Is Neil Gorsuch the New Anthony Kennedy?

Culture

As an avowed proponent of textualism — an approach to law which favors interpreting a statute solely on the basis of the text, rather than the purported intent behind it — Gorsuch, like Justice Antonin Scalia before him, was willing to read Title VII in ways that no one who voted for it in 1964 did. No one really expected Title VII would later cover transgressions such as discrimination against mothers, or against “butch” women who didn’t comport to female stereotypes, or against men harassed by other men for not being tough enough. Sexual harassment has existed since time immemorial, yet as a legal term of art it wasn’t something people used or filed lawsuits over in the ‘60s. And yet that and other ills are precisely what the Supreme Court has gone on to recognize as protected under Title VII, as advocates began to press these and other claims in the lower courts. Judges began to think big. As Scalia put it in an 1998 decision Gorsuch cites, “statutory prohibitions often go beyond the principal evil to cover reasonably comparable evils, and it is ultimately the provisions of our laws rather than the principal concerns of our legislators by which we are governed.”

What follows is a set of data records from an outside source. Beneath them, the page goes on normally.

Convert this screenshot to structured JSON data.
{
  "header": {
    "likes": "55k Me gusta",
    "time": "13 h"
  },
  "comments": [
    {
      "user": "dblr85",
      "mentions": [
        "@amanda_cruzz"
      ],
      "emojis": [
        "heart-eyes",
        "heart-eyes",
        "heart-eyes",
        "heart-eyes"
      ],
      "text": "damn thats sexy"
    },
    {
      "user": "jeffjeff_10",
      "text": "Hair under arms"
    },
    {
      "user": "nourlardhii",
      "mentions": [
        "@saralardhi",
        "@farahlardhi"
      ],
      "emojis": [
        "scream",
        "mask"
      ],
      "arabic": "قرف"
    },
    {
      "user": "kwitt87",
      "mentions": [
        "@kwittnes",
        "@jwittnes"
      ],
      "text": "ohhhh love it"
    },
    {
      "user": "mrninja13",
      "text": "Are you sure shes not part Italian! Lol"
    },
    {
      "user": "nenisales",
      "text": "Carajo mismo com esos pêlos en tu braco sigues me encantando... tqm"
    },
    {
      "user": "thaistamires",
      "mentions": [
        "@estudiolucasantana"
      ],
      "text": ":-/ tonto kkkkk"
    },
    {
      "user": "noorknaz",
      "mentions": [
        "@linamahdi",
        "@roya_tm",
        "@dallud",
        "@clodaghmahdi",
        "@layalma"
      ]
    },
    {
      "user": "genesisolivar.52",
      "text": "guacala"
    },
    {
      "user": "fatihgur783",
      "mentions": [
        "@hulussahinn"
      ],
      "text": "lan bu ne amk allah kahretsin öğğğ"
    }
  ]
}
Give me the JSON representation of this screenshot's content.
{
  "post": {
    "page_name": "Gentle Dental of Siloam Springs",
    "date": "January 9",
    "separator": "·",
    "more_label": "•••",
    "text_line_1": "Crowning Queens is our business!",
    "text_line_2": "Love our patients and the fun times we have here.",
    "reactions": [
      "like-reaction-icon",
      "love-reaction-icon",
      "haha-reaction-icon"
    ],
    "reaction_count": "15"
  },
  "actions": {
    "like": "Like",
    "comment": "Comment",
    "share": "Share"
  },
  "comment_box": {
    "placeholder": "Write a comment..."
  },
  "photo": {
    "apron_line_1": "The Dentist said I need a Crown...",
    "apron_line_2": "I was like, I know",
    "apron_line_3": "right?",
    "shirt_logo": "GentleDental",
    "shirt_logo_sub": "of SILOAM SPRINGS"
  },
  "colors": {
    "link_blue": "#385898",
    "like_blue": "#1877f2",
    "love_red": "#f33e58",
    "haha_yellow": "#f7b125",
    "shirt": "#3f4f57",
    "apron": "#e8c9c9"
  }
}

Bostock is such a case, and coming from Gorsuch, it is remarkable not only because he blesses the arguments that LGBT lawyers and advocates, to say nothing of the EEOC, have been advancing for years. He also does so with some of the sweeping, florid language that Kennedy was fond of using for such occasions. Since ascending to the Supreme Court, the justice from Colorado has been needled for writing in #GorsuchStyle — that is, in a folksy and sometimes insufferably pedantic manner — and this new opinion contains some of that.

The real import of Bostock, though, is that Gorsuch — and Roberts, who joined him — can now claim that textualism, as a methodology for interpreting the law, isn’t some results-oriented device conservative legal theorists invented to get what they want in the courts, as liberals have long feared. This new ruling, going against current right-wing orthodoxy as it does, lays those worries to rest. As Gorsuch explains, all he’s doing, at least as far as Title VII is concerned, is some good, old, conservative judging — not legislating from the bench, which Justices Samuel Alito and Brett Kavanaugh accuse the majority of doing in their separate dissents, or unleashing “massive social upheaval,” as Gorsuch himself suggested might happen back in October, when the Supreme Court held oral arguments in these cases. The following key passage is worth reading in full, because in it Gorsuch acknowledges that he and his colleagues are doing something incredibly consequential — and yet the move is modest and unsurprising in the broader scheme of how Title VII has been interpreted over the years:

We can’t deny that today’s holding — that employers are prohibited from firing employees on the basis of homosexuality or transgender status — is an elephant. But where’s the mousehole? Title VII’s prohibition of sex discrimination in employment is a major piece of federal civil rights legislation. It is written in starkly broad terms. It has repeatedly produced unexpected applications, at least in the view of those on the receiving end of them. Congress’s key drafting choices — to focus on discrimination against individuals and not merely between groups and to hold employers liable whenever sex is a but-for cause of the plaintiff ’s injuries — virtually guaranteed that unexpected applications would emerge over time. This elephant has never hidden in a mousehole; it has been standing before us all along.

Yet no one should rush to christen Neil Gorsuch as Kennedy’s heir. His own concurrence in Masterpiece Cakeshop left little doubt that he’d side with a Christian wedding vendor rather than a gay couple claiming discrimination, and who knows where he’d stand on controversies like bathroom discrimination against transgender students, or broader exclusion of transgender athletes. One thing Bostock does leave no doubt about is that the Trump administration’s newly announced rule aimed at shutting out from coverage transgender patients under the Affordable Care Act is, as one law professor put it, dead in the water. And in the realm of discrimination because of sex, the Supreme Court has now sounded loud and clear that LGBT people now have far more protections under federal law than they did yesterday, even without Congress lifting a finger. Time will only tell the elephants waiting to be discovered in the laws we already have.